秋田市で生まれ育った。父親は「おなごのくせに教育はいらん」が口癖。「同じ人間なのになぜ勉強してはだめなの」と反発し、地元の短大を卒業後、奨学金を得て米国へ留学した。秋田市役所で働いた後、女性学を学ぶため再渡米した。
国際社会を渡り歩いてきたが、最初から自己主張が得意なわけではなかった。米国留学でわかったことがある。発言を控えていると「君の意見はないのか」と聞かれた。そのとき「女性だから意見してはいけない、という旧来的な固定観念に自ら取り込まれていた」と気づいた。
ワシントンDCで女性のデモに参加するなどし、不合理には声を上げる重要性を知った。それは自身を解放して新しい価値観をつくりあげる経験でもあった。

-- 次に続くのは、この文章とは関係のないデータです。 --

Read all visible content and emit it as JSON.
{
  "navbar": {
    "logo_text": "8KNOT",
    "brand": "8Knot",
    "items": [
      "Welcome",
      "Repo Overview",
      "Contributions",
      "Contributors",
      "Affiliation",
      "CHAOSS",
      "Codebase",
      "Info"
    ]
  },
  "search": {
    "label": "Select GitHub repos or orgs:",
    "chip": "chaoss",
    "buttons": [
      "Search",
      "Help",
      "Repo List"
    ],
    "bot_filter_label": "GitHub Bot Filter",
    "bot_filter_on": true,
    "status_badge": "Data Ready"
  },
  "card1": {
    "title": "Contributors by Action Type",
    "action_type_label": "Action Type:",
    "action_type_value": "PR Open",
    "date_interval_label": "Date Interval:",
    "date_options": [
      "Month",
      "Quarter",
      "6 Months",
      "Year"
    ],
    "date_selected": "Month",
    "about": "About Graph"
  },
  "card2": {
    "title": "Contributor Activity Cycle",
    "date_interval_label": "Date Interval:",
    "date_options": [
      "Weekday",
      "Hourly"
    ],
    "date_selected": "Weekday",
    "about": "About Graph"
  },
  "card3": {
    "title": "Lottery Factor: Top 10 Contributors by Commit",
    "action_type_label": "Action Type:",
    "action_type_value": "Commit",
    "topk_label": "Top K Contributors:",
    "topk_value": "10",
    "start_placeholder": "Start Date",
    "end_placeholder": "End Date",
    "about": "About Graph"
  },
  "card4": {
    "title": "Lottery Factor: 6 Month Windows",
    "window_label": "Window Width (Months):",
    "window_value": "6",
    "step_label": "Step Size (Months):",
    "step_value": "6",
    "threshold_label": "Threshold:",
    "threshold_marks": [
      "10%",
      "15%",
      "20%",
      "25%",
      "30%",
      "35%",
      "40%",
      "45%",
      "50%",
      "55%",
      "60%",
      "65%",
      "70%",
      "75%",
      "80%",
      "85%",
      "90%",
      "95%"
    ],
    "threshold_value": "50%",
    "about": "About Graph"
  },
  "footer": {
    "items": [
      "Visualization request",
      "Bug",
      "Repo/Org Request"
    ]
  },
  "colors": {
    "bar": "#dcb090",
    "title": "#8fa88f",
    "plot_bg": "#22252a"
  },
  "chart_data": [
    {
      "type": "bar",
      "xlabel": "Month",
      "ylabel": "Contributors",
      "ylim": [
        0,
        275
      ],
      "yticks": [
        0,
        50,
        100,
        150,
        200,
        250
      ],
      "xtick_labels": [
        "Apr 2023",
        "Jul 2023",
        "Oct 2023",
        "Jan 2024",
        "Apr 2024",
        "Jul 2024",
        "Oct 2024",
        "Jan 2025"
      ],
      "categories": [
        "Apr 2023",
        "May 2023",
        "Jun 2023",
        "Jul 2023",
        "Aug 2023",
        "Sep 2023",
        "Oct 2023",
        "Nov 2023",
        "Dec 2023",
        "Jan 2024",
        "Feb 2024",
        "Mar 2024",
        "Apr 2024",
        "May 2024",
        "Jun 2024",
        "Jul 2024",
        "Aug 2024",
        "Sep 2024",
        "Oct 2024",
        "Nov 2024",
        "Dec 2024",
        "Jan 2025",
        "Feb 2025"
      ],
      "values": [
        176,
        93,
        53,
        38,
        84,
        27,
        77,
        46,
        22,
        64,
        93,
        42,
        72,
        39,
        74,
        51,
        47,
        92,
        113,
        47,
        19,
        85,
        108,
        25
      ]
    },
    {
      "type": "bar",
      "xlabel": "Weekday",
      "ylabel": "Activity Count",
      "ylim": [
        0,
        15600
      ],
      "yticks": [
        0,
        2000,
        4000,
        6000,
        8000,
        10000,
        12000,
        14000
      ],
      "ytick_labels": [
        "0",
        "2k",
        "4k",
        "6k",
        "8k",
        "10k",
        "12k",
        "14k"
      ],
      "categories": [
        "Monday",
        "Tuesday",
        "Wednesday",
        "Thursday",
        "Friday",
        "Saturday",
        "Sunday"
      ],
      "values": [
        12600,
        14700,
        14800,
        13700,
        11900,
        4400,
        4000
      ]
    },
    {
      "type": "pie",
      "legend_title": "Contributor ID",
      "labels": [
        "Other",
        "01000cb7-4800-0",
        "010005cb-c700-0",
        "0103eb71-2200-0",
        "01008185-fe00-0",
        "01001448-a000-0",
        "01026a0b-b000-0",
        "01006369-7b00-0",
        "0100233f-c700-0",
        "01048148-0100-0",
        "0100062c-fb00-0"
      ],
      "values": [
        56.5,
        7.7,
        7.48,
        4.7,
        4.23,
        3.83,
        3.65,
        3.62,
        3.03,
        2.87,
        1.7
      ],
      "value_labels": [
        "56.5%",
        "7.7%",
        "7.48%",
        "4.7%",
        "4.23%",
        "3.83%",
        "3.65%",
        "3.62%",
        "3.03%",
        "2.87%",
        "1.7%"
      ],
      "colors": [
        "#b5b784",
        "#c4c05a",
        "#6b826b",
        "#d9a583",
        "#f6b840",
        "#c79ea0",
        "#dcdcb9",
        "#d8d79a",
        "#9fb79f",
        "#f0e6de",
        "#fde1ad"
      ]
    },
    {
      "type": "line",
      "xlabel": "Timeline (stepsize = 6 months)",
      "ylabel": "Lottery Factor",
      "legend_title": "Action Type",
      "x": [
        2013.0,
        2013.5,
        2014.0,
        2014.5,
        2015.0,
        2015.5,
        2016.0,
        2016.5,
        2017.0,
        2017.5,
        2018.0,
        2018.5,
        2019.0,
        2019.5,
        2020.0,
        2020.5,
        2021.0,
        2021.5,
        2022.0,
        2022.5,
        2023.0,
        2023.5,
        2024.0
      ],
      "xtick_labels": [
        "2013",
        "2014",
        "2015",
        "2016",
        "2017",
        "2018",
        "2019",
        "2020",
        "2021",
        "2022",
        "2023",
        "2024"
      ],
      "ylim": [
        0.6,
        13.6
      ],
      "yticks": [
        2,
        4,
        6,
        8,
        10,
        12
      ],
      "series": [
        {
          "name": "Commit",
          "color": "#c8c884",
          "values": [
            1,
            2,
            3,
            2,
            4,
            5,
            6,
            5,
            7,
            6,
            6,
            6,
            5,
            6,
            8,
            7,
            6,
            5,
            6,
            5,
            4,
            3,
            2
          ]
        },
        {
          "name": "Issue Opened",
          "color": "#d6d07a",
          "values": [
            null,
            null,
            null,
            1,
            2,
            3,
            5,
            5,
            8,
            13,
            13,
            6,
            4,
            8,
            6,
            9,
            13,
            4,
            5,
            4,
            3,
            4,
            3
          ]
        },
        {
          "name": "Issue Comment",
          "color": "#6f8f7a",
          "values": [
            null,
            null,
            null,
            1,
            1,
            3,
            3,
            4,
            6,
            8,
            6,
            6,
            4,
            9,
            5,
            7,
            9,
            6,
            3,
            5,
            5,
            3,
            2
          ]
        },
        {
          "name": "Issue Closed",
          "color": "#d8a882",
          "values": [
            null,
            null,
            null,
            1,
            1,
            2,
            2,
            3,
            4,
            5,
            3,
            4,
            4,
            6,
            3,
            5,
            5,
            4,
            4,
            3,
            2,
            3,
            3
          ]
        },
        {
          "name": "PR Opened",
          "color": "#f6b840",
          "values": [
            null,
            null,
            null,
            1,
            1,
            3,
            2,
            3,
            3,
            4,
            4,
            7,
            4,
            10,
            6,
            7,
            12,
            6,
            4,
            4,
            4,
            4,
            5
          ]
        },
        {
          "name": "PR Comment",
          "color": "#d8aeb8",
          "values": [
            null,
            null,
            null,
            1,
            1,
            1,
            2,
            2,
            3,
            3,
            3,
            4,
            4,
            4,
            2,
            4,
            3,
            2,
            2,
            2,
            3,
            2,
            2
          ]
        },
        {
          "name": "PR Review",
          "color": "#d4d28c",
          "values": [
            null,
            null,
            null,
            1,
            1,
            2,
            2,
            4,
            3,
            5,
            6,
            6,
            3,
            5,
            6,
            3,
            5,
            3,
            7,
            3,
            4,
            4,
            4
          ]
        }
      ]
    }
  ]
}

ライフワークと出合ったのは、ウォール街の邦銀で働いていたときだ。国連の「開発と女性」という文献を目にした。世界経済の中心地にいる自分と、途上国で貧困に苦しむ女性の格差に葛藤が深まった。突き動かされて大学院に入学。開発を学び、国連に職を得てからは一貫して途上国の女性支援を仕事とする。
出張したアフガニスタンやソマリアでは表に出るのは男性だが、生活支援のニーズを知るのは後ろにいる女性たちだった。「女性と話したい」。直談判して女性の悲痛な叫びをじかに聞く機会を持った。
水や住宅などインフラ整備に必要な解決策を女性が考え、実行に移された。彼女たちが声を得て生き生きする過程を目にし「おなごでもできる、と秋田出身の自分を重ねた」と話す。
国連人口基金ではリプロダクティブ・ヘルス/ライツ(性と生殖に関する健康と権利)推進がテーマだ。子どもを産むかどうか。産むとしてもいつ何人産むかを女性が選べれば、ジェンダー平等の基礎となる。
新型コロナウイルスの流行により、少女が結婚させられる児童婚などが増えるとみられる。「自分の体を守る教育はすべての女性にとって必要だ」。自身のキャリアが教育で開かれたからこそ、その信念は固い。